Noodzakelijke en wettelijk toegestane cookies

Noodzakelijke en wettelijk toegestane cookies zijn verplicht om de basisfunctionaliteit van Digibron te kunnen gebruiken.

Optionele cookies

Onderstaande cookies zijn optioneel, maar verbeteren uw ervaring van Digibron.

Bekijk het origineel

KORT KOMMENTAAR

Bekijk het origineel

+ Meer informatie

KORT KOMMENTAAR

7 minuten leestijd Arcering uitzetten

Enige tijd geleden hebben wij er op gewezen hoe in de Gereformeerde Kerken allerlei bezwaren worden geuit tegen bepaalde uitspraken in de drie formulieren van enigheid. In verband hiermee heeft de synode een studiedeputaatschap benoemd, dat zich gaat bezig houden met vragen rondom de binding aan de belijdenis.

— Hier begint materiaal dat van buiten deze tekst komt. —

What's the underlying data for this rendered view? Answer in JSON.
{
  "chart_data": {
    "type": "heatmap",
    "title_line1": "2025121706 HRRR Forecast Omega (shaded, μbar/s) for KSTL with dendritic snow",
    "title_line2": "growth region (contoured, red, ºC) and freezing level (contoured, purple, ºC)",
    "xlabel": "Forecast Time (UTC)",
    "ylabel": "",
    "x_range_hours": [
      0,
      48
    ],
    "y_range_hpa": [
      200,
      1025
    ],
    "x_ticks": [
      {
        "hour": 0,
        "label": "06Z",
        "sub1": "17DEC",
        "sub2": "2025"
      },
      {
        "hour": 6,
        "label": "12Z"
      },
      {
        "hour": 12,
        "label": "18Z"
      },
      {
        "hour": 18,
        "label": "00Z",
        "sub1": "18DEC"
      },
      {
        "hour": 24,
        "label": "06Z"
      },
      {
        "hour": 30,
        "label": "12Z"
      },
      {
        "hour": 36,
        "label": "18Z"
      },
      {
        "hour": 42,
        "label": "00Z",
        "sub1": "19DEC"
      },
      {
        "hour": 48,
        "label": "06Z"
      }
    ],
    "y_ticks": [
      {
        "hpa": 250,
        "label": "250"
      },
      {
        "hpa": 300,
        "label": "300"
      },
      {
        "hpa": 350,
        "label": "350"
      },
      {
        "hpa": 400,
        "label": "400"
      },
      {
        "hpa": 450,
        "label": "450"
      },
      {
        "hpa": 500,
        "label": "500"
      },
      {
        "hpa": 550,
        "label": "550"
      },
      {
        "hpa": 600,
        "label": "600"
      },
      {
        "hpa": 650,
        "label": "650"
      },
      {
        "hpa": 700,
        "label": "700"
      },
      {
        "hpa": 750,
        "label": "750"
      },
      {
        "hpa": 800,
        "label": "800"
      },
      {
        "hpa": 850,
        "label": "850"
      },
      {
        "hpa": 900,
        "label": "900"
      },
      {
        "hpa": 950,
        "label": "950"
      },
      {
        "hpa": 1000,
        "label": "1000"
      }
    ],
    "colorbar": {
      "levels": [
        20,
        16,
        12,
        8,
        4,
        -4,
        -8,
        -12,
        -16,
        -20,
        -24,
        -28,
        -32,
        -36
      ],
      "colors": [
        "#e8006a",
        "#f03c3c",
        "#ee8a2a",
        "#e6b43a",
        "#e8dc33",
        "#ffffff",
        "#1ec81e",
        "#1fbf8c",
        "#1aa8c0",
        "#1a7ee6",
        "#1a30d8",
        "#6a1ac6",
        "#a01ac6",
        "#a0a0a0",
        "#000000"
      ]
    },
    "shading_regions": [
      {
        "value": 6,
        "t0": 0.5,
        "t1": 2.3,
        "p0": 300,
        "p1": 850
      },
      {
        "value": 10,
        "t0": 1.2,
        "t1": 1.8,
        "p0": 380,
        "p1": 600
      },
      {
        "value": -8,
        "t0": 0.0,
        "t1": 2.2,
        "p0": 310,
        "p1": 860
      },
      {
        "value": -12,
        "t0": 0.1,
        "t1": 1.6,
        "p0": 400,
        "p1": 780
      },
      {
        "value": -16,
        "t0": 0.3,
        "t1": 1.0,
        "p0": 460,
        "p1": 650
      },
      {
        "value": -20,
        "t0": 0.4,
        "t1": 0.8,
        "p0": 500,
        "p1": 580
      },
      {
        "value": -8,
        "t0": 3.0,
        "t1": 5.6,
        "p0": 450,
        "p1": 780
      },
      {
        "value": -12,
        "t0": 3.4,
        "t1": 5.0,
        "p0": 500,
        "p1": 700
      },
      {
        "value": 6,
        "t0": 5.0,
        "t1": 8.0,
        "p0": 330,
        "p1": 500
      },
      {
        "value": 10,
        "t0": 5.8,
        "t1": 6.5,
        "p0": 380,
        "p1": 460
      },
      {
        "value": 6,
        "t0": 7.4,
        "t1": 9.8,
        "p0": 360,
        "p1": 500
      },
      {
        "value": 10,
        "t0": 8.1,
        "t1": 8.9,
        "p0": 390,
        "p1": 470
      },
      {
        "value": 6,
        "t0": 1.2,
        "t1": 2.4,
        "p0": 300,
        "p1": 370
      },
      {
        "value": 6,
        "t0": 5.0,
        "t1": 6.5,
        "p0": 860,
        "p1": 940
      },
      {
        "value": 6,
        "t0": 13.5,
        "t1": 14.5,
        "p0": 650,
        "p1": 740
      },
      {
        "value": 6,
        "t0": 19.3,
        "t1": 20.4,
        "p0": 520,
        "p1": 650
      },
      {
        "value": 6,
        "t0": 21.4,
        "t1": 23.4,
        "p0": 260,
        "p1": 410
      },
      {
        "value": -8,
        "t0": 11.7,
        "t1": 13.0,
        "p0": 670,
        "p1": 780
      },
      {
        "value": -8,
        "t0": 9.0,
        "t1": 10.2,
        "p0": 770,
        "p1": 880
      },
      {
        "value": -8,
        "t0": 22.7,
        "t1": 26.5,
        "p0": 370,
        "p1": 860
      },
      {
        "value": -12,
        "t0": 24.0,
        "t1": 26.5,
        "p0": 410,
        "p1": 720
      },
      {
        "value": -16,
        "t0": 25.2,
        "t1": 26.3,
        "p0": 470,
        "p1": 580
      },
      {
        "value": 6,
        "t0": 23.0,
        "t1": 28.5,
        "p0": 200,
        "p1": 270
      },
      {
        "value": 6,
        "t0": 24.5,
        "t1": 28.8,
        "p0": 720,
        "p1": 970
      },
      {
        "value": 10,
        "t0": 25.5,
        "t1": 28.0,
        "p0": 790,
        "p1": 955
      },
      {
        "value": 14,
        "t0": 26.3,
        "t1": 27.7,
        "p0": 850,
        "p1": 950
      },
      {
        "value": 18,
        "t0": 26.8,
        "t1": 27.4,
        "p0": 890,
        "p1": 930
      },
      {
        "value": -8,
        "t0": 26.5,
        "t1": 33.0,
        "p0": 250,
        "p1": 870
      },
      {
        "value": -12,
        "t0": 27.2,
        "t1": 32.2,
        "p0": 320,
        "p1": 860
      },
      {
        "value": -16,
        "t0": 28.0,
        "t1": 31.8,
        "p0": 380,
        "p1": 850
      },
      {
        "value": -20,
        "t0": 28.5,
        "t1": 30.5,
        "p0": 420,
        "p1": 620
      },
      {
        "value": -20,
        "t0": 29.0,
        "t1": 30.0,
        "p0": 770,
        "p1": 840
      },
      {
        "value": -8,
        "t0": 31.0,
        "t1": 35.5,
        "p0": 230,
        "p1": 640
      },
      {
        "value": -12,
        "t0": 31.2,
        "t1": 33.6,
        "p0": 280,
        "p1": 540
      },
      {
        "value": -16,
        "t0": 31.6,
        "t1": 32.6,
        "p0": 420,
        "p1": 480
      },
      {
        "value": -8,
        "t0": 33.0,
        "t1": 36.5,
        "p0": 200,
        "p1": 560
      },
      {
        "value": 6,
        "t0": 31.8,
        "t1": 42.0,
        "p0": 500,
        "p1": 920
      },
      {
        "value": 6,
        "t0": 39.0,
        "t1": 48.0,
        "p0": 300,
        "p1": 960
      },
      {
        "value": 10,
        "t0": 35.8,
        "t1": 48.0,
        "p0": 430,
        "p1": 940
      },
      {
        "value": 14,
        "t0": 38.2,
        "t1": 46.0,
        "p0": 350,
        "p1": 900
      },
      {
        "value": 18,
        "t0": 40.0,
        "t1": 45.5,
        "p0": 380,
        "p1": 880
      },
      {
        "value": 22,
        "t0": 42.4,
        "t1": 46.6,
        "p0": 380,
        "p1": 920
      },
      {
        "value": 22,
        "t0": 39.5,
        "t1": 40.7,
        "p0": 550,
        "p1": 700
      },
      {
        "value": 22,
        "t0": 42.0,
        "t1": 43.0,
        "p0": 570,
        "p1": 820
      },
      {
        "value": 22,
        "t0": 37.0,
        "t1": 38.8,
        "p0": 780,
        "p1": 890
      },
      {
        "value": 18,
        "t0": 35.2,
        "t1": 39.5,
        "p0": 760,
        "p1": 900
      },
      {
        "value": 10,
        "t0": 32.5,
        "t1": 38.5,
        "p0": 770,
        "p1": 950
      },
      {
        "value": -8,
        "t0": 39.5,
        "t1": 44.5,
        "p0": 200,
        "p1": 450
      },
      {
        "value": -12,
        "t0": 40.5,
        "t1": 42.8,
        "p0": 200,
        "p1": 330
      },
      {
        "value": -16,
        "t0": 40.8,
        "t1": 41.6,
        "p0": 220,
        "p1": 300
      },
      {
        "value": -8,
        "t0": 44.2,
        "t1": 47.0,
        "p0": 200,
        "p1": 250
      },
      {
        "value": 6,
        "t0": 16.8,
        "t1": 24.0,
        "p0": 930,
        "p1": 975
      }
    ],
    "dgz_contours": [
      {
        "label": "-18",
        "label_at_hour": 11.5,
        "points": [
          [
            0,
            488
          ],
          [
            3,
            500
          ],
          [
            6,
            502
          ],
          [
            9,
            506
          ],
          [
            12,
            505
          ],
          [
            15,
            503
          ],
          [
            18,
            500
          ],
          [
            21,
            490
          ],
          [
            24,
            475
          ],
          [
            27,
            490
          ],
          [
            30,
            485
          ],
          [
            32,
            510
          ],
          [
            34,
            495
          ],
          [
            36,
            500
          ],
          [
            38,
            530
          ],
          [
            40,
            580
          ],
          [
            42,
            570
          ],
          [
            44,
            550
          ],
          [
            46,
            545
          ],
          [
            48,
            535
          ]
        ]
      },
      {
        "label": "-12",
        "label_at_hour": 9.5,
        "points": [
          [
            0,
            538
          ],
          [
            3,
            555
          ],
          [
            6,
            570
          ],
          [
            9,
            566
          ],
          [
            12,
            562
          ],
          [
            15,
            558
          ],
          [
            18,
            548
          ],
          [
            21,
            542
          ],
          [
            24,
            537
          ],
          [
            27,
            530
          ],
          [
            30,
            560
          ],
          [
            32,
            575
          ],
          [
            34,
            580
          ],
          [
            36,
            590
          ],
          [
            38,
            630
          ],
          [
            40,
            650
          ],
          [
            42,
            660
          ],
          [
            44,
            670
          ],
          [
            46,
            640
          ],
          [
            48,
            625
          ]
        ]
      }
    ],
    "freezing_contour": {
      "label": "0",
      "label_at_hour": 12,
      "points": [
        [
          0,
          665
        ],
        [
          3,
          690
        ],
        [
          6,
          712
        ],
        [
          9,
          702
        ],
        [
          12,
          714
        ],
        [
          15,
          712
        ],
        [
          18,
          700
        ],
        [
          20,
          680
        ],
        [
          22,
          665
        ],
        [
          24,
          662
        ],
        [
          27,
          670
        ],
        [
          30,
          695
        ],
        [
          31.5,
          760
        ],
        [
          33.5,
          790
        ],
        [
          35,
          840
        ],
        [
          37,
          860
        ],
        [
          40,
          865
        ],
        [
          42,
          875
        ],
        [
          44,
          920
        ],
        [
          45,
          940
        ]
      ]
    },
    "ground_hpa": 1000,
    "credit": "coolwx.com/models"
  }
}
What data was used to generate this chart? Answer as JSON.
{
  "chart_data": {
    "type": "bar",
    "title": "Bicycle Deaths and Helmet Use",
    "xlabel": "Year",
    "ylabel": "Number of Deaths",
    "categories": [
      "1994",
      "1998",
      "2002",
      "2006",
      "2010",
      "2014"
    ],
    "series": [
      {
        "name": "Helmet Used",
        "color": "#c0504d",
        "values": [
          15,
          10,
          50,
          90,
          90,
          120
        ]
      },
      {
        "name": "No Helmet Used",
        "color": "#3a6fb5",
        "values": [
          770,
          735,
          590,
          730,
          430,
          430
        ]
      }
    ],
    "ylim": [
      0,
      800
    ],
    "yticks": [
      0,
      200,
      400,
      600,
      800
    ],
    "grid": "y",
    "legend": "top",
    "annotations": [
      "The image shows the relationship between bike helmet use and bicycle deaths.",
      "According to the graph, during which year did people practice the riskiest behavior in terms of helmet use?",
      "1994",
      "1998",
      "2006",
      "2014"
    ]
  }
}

Men zou kunnen vragen: Wat wil men toch? Prof. Augustijn laat ons dienaangaande niet in het onzekere. Niet zo lang geleden is er van de hand van deze professor een cahier uitgekomen, waarin hij de vraag stelt: Wat moeten de Gereformeerde Kerken nu met haar belijdenisgeschriften? Op deze vraag geeft hij het ondubbelzinnige antwoord: „Het lijkt mij het beste om duidelijk te zeggen, dat de drie formulieren van enigheid hun tijd gehad hebben". Hij zou het toejuichen als de kerken dit ook zo zouden uitspreken.

Maar zou men dan niet kunnen volstaan met een wat lossere binding, zoiets als aanvaarding van de belijdenisgeschriften „in geest en hoofdzaak", of met een formule als de Ned. Herv. Kerk sinds 1949 heeft, dat de kerk belijdt „in gemeenschap met de belijdenis der vaderen"?

Neen, antwoordt Prof. Augustijn, ook die formulering is nog steeds te eng, want als wij die gemeenschap met die oude formulieren uitspreken, dan sluiten wij daarmee de roomskatholieken uit, en zij horen er ook bij.

Wat dan? Moet er dan een geheel nieuwe belijdenis komen? Die kant wil Prof. Augustijn ook niet uit. Daar zitten te veel" bezwaren aan vast. Immers, het opstellen van een geheel nieuwe belijdenis is geen kleine zaak - die schud je zo maar niet uit de mouw. Prof. Augustijn heeft helemaal geen behoefte aan een bindende belijdenis. Hij zou het best zonder kunnen stellen.

Hij schrijft: „In een tijd, waarin de zaken niet duidelijk liggen, moet men mijns inziens niet streven naar duidelijkheid. De kerk heeft nu andere dingen te doen. Zij zal in onze tijd naar alle kanten open moeten staan en een nieuwe weg moeten zoeken. Wij moeten dat samen leren. Dat kan heel goed gebeuren, ook als het ondertekeningsformulier blijft zoals het is. Het gaat niet om vormen, maar om de inhoud. Een uitspraak van de Gereformeerde Kerken, waarin bepaald wordt dat de overheid, de kerken en haar leden een bepaald percentage van hun inkomsten behoren te besteden aan ontwikkelingshulp, is vandaag meer waard dan elke binding aan een oude of nieuwe belijdenis. Niet omdat ontwikkelingshulp „in de mode" is. Maar eenvoudigweg omdat dit in onze tijd één van de eerste konsekwenties is van het geloof in Jezus Christus".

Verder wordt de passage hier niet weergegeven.